On-Premises LLM Deployment

AI Infrastructure

On-Premises LLM Deployment

Run frontier-class language models on your own hardware with zero data leaving your network.

Why On-Premises LLMs

Open-weight models now rival proprietary APIs in capability. Deploying them on-premises gives you the same intelligence without sending a single token to an external server. For organizations handling protected health information, attorney-client privileged documents, classified material, or proprietary trade secrets, on-prem deployment is the onlyarchitecture that satisfies both legal counsel and security teams.

Zero Data Exfiltration

Every prompt, response, and intermediate computation stays within your physical network boundary. No API calls leave your facility. Air-gap compatible for the most sensitive environments.

Model Selection Freedom

Choose from any open-weight model at any parameter scale. Swap models without vendor lock-in. Fine-tune on proprietary data you would never upload to a third party.

Predictable Cost Structure

No per-token billing that scales unpredictably. One-time hardware investment plus electricity and maintenance. At high inference volumes, on-prem costs 3-10x less than API pricing over a 3-year horizon.

Full Customization Control

Apply custom system prompts, guardrails, output formatting, and domain-specific fine-tuning. No terms-of-service restrictions on use cases. Your models serve your business logic exclusively.
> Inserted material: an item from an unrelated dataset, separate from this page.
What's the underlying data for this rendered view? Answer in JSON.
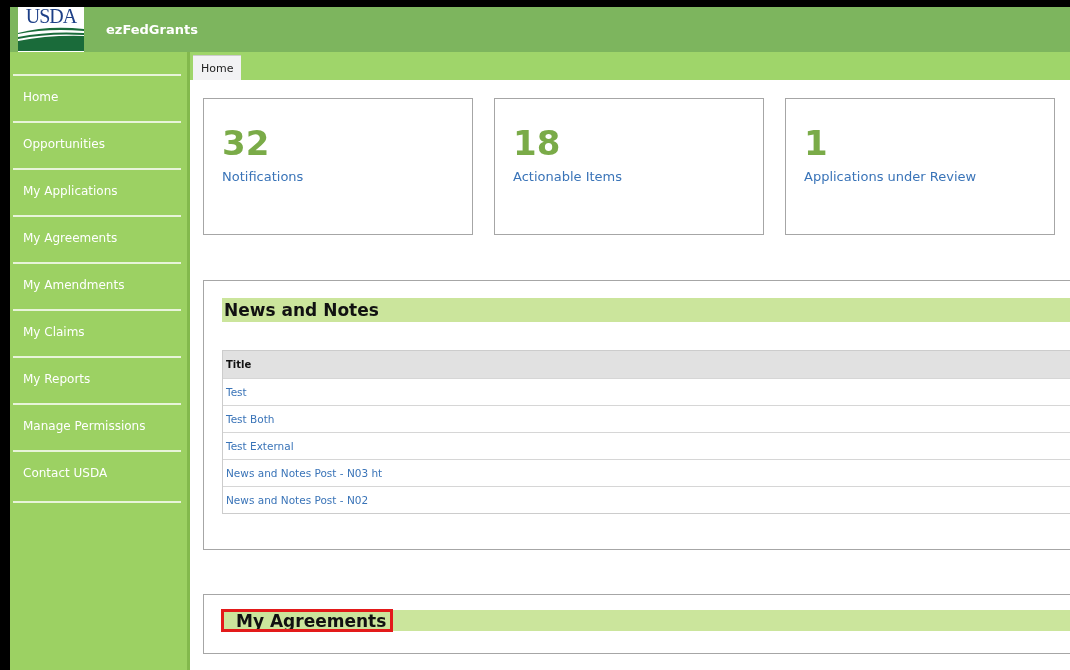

On-Prem LLM Deployment Pipeline

1

Assess

Workload profiling and model sizing

2

Provision

GPU hardware and networking

3

Optimize

Quantization and benchmarking

4

Deploy

Inference engine and API layer

5

Monitor

Performance and capacity tracking

On-Premises LLM Architecture

INTERFACEAPI ServerChat UISDKSERVINGvLLMTGIOllamaMODELSLlama 3MistralCode ModelsHARDWAREGPU ClusterStorageNetwork

Model Quantization and Optimization

Running a 70-billion parameter model at full FP16 precision requires 140 GB of GPU VRAM. Most organizations do not need that level of precision. Quantization compresses model weights to INT8, INT4, or even lower precision, reducing memory requirements by 2-4x with minimal quality degradation. The key is knowing which quantization method matches your accuracy requirements.
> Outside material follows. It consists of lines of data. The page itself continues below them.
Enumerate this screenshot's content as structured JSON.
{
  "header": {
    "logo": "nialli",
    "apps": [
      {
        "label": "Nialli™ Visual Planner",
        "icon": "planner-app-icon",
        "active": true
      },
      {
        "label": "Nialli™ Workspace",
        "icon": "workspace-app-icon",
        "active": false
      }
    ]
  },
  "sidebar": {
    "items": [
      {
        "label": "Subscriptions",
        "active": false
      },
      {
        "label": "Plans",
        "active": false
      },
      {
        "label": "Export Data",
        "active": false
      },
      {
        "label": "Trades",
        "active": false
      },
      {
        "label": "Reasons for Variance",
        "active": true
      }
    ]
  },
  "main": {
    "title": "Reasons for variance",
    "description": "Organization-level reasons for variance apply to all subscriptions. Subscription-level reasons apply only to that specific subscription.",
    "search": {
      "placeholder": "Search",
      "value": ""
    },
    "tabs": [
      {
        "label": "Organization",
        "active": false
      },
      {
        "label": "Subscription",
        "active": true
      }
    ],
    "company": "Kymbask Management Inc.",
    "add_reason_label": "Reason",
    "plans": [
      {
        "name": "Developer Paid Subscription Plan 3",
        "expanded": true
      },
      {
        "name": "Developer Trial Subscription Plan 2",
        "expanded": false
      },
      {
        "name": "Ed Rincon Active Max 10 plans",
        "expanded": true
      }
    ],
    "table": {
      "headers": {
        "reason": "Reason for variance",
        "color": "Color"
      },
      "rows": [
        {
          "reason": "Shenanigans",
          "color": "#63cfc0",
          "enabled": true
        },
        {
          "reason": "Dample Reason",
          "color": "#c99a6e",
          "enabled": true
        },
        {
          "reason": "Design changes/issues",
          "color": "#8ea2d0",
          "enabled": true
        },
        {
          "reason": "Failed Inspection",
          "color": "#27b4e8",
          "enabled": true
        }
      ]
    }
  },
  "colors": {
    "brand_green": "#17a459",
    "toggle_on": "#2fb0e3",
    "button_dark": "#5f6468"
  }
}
GPTQ quantization. Post-training quantization that compresses weights to 4-bit integers. A 70B model at GPTQ-4bit fits on a single NVIDIA A100 80GB card. Inference quality stays within 1-2% of the full-precision baseline for most enterprise tasks including summarization, extraction, and classification.

AWQ (Activation-Aware Weight Quantization). Preserves the most important weight channels during compression, resulting in better quality than naive quantization at the same bit width. Particularly effective for code generation and mathematical reasoning tasks where precision matters.

GGUF format for CPU+GPU hybrid. When GPU VRAM is limited, GGUF models can split layers between GPU and system RAM using llama.cpp. This enables running 70B models on hardware with only 24 GB of VRAM by offloading some layers to CPU. Throughput is lower but the cost savings can be substantial for low-volume workloads.

Hardware Requirements

The right hardware depends on your model size, concurrency requirements, and latency targets. We profile your actual workload before recommending hardware to avoid both over-provisioning and bottlenecks.

Single-GPU deployments. Models up to 13B parameters at FP16 or 70B at INT4 run well on a single NVIDIA A100 80GB or H100 80GB. Suitable for teams of 10-50 concurrent users with sub-second latency requirements.

Multi-GPU with NVLink. For 70B+ models at higher precision or higher concurrency, tensor parallelism across 2-8 GPUs connected via NVLink provides linear scaling. An 8xH100 node handles 405B-parameter models with throughput sufficient for hundreds of concurrent users.

Inference-optimized servers. Purpose-built servers from NVIDIA (DGX), Dell (PowerEdge XE9680), or Supermicro with optimized cooling, power delivery, and NVLink topology. We specify the exact SKU and configuration for your workload rather than defaulting to the most expensive option.

Who This Is For

On-premises LLM deployment is the right choice for organizations that cannot send data to external APIs under any circumstances. Healthcare systems processing PHI, law firms handling privileged documents, defense contractors working with CUI or classified data, and financial institutions with strict data residency requirements all benefit from this approach.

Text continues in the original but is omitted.